Frei Almir Ribeiro Guimarães, OFM

Mês após mês, temos tentado seguir uma biografia de Clara acompanhando o texto de Chiara Giovanna Cremaschi,  sob o título de Chiara di Assisi, Un silenzio che grida.  Neste mês vamos interromper esse labor e  fazer uma tradução-adaptação de um escrito de  Engelbert Grau, OFM,  onde ele traça um belíssimo perfil dessa mulher que  honra o movimento evangélico franciscano. Estamos em agosto, mês em ocorre a festa de Clara. O franciscano alemão escreveu suas linhas  em 1976  para o boletim semanal do bispado de Münster, Alemanha. Temos em mãos uma tradução para o espanhol que apareceu em  Selecciones de Franciscanismo, n. 18, 1977, p. 240-247.  Em setembro continuaremos a biografia escrita por Cremaschi.

1. Costuma-se citar de um mesmo fôlego os nomes de Francisco e Clara por serem uma dupla configuração de uma única e idêntica presença nova e dinâmica que a Providência quis suscitar:  a vida segundo o Evangelho, segundo a alegre mensagem de Cristo, nosso Senhor e irmão, e de Deus, a quem chamamos de Abba Pai. Evangelho que Francisco não somente ouviu, não somente conheceu, mas que viveu e reviveu de  forma a mais cabal, tanto interior quanto exteriormente. Este tal Evangelho encontra em Clara, por assim dizer, sua configuração e irradiação femininas. Destarte,  a figura de Clara se torna exemplar para os cristãos de nossos dias, de modo especial  para as mulheres que decidiram seguir Francisco tanto na Segunda quanto na Terceira Ordem.

2. Clara nasceu numa casa de nobres de Assis.  Desde a infância se mostrou uma pessoa interiorizada. Quando tinha dezoito anos,  seus familiares quiseram que ela se casasse. Neste momento já tinha ela se encontrado algumas vezes com Francisco, doze anos mais velho do que ela.
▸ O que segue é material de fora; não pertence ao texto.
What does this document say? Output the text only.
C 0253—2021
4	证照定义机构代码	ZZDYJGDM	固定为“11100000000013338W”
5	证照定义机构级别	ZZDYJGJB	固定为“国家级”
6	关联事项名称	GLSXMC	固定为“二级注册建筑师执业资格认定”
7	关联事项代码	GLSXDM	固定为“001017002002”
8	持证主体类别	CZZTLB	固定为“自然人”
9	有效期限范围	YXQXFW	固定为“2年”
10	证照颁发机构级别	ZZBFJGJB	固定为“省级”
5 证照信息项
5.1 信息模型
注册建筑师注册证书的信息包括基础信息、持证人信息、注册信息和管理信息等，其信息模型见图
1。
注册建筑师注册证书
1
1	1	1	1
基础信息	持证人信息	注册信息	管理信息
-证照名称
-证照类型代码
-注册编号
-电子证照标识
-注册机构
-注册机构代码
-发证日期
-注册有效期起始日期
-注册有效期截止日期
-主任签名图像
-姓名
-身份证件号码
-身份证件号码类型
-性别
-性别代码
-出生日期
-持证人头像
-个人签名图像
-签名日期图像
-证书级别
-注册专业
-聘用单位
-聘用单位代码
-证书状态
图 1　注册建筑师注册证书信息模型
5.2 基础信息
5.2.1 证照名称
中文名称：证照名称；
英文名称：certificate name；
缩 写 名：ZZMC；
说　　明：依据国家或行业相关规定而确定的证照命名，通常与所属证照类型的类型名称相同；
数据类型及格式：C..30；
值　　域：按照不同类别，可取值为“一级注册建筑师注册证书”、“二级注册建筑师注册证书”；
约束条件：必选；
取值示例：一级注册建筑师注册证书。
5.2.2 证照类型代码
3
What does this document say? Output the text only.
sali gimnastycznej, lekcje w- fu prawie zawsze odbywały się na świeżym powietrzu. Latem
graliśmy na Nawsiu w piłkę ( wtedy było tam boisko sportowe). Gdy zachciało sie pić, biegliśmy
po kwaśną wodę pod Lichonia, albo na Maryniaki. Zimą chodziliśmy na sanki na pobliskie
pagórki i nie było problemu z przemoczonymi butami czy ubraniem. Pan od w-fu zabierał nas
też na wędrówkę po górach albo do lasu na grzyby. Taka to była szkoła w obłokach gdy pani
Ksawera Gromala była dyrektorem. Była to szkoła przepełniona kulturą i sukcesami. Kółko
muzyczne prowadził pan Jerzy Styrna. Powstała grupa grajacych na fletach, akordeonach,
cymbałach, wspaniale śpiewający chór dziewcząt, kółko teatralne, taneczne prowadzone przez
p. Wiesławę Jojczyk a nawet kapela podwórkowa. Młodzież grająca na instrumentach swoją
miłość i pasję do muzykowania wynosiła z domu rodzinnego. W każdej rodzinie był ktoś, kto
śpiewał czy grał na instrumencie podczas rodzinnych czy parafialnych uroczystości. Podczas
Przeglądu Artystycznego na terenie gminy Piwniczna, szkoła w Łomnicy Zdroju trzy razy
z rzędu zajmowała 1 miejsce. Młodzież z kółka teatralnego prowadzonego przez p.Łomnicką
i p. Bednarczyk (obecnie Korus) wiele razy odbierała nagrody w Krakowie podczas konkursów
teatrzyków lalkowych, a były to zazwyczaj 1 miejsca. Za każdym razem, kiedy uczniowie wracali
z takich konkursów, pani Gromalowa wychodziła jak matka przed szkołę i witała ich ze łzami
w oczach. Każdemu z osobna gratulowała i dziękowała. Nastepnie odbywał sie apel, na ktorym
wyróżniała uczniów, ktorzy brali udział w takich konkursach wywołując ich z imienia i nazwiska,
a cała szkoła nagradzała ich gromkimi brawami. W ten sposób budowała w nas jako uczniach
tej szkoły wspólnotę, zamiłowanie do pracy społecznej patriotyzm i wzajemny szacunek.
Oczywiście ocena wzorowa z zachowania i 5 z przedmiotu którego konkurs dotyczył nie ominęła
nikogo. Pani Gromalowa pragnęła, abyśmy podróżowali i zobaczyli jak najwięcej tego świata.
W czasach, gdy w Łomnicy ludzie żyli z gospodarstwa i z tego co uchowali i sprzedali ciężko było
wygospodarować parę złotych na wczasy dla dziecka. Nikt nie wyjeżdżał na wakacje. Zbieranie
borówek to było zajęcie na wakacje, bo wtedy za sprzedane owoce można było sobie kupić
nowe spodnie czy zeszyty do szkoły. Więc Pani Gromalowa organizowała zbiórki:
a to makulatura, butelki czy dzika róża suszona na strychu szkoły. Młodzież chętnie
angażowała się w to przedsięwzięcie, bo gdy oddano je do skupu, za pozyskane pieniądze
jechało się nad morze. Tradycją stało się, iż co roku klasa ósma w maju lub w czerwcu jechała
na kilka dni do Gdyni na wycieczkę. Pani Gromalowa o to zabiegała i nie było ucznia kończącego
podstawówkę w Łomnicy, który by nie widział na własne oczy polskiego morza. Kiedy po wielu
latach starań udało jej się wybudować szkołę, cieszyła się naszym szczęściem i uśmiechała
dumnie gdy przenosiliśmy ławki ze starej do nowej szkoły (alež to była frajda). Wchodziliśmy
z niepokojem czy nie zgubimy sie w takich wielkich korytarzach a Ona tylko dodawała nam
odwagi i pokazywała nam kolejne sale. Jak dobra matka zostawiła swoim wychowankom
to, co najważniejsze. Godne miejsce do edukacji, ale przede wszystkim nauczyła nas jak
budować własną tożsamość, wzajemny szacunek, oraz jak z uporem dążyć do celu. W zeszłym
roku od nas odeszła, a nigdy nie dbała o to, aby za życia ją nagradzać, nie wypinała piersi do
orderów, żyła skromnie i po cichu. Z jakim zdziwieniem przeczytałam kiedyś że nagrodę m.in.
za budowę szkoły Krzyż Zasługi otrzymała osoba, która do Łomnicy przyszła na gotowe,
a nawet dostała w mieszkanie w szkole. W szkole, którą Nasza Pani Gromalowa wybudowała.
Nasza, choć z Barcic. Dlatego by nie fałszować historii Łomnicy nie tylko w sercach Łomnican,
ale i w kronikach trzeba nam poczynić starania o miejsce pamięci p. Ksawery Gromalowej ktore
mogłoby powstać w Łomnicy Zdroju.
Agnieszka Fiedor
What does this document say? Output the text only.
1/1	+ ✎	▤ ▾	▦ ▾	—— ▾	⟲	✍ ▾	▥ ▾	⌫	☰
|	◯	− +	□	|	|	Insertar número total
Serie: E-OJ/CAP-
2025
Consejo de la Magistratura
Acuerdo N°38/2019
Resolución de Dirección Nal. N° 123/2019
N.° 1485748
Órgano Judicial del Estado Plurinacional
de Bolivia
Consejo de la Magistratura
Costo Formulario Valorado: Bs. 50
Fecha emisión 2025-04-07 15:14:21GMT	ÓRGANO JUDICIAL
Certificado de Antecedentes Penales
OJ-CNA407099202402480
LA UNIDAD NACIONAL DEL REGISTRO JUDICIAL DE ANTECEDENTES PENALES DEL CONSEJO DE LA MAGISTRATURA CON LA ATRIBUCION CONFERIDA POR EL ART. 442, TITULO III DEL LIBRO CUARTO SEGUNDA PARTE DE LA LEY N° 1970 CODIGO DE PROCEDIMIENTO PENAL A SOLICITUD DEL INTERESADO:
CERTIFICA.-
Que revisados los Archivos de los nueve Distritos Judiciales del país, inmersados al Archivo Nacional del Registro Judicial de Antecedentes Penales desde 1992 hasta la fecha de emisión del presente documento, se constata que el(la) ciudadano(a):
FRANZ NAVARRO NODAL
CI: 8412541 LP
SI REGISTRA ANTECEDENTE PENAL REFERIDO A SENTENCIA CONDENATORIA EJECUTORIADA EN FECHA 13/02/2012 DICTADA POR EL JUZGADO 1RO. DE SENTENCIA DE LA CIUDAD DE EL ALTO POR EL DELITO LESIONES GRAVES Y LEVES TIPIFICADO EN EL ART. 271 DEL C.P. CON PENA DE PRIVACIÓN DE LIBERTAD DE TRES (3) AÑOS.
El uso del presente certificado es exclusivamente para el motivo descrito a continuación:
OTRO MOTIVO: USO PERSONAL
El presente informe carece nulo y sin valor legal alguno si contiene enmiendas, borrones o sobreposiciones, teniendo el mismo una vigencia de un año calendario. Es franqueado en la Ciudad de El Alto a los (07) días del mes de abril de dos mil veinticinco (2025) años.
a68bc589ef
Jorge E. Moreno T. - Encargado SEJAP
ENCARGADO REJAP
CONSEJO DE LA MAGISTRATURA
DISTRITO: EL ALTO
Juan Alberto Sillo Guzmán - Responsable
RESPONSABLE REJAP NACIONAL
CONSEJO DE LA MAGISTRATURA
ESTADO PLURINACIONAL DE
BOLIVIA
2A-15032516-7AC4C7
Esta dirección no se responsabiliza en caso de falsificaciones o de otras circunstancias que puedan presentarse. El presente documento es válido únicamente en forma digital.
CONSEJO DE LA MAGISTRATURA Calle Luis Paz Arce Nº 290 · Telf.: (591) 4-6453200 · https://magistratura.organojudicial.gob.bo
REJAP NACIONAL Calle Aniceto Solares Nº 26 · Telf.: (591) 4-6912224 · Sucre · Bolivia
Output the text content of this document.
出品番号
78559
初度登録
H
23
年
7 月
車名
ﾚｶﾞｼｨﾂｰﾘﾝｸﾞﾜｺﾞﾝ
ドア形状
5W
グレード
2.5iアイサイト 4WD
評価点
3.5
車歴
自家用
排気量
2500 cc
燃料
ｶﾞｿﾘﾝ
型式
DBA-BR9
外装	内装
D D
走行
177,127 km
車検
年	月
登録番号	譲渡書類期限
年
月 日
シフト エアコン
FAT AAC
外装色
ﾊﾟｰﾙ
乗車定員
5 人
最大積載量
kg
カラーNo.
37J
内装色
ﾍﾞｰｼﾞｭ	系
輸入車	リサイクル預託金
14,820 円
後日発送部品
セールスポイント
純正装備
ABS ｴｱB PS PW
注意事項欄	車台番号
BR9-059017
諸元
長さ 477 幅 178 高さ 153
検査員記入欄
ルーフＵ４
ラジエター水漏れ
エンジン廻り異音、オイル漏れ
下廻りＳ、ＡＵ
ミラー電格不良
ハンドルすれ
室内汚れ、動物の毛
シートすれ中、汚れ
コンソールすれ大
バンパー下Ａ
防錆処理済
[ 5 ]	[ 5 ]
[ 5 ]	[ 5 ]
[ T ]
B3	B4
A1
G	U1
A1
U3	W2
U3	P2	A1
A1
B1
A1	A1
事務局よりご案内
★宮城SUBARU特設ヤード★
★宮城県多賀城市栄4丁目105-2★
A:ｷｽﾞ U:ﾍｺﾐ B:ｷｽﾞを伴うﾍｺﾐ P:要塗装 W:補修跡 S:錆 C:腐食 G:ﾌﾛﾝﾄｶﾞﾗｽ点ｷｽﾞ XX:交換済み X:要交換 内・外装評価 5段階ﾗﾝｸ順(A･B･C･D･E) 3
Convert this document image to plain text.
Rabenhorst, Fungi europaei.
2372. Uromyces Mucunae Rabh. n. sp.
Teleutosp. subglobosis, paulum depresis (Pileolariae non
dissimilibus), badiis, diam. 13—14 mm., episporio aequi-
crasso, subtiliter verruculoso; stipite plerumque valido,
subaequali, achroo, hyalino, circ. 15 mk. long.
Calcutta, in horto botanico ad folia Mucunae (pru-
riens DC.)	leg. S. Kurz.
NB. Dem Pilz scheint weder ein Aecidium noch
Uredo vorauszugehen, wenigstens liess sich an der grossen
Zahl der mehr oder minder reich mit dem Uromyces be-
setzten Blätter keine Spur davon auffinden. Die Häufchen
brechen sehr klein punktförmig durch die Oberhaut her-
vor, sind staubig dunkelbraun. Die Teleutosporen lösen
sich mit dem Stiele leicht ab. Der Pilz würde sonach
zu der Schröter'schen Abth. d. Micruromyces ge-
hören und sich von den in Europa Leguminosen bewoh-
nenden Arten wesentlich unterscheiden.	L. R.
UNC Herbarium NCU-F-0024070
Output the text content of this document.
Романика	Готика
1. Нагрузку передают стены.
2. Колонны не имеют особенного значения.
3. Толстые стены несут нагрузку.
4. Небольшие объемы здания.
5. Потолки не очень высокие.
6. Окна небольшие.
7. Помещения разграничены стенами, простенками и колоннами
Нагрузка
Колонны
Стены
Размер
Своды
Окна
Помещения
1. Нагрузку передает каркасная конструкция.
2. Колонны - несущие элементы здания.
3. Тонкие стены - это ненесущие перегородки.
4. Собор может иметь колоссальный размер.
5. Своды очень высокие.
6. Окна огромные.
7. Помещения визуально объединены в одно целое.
Havia ouvido sua pregação e lhe aberto o coração. São largamente conhecidos os episódios de sua vida entre a saída da casa paterna e sua instalação em São Damião. Não precisamos aqui evocá-los. Anteriormente, já os analisamos per longum et latum em textos anteriores.

3. Separada da cidade, no pequeno conventinho de São Damião, Clara esteve ai fechada toda  a sua vida numa áspera pobreza,  naqueles espaços onde rezava, trabalhava e descansava. Fechada dentro daquelas paredes, ao mesmo tempo era uma claridade que iluminava lugares obscuros. No interior do conventinho, Clara estava longe de ser uma alienada, uma pessoa atrofiada, ou marginalizada. Tem um senso delicado e aguçado da beleza. A alva que confeccionara para Francisco é uma das peças mais preciosas do bordado medieval. Naquele espaço exíguo onde vive, onde livremente escolheu se “desterrar”, Clara é de uma liberalidade assombrosa e de uma surpreendente amplitude de visão. Para si reserva a austeridade, para as irmãs a liberalidade. Clara tem a pureza da compaixão verdadeira, é discreta ao corrigir, moderada nas determinações e ordens, prefere respeitar a ser respeitada. Ao lado disso, risonha e alegre, é mulher de penitência excepcional. Será preciso que Francisco ordene que ela aceite cuidados especiais no tempo da doença.  Não prejudique a saúde.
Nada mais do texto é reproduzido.